Frankfurt (GodmodeTrader.de) - Gestern sorgte eine Meldung für Unsicherheit, wonach die US-Regierung einen Vorstoß Chinas zu kurzfristigen Handelsgesprächen abgelehnt habe. Diese sollten das für die kommende Woche geplante Treffen auf hoher administrativer Ebene zwischen Vertretern der USA und Chinas vorbereiten, wie die Analysten der Commerzbank im aktuellen „TagesInfo Rohstoffe“ schreiben.

Die Preise für Sojabohnen und Mais hätten daraufhin nachgegeben und leicht im Minus geschlossen. Erst nach Handelsschluss sei aus dem Umfeld der US-Regierung ein Dementi gekommen. Entsprechend notierten Mais und Sojabohnen am Morgen etwas fester.

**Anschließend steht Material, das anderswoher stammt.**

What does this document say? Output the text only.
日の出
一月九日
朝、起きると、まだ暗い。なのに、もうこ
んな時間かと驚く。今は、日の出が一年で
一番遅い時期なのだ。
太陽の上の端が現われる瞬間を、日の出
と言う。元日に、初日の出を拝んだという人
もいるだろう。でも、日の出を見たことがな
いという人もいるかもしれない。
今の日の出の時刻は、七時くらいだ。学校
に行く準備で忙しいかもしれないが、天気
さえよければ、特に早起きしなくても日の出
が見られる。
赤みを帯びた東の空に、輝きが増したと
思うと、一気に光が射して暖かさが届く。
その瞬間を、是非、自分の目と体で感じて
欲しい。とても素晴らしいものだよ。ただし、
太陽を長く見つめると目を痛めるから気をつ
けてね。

Hinzu kommt, dass in den letzten Tagen mehrere Beobachter ihre Prognosen für die brasilianische Sojabohnenernte 2018/19 wegen der trockenen Witterung nach unten korrigiert hätten, heißt es weiter.

„Während zeitweise über 120 Millionen Tonnen angesetzt worden waren, liegen die Prognosen nun zwischen 115 Millionen und 119 Millionen Tonnen. Auch auf die laufende Aussaat für die zweite jährliche Maisernte Brasiliens und die Frühentwicklung der Pflanzen könnte sich die Trockenheit negativ auswirken“, so die Commerzbank-Analysten.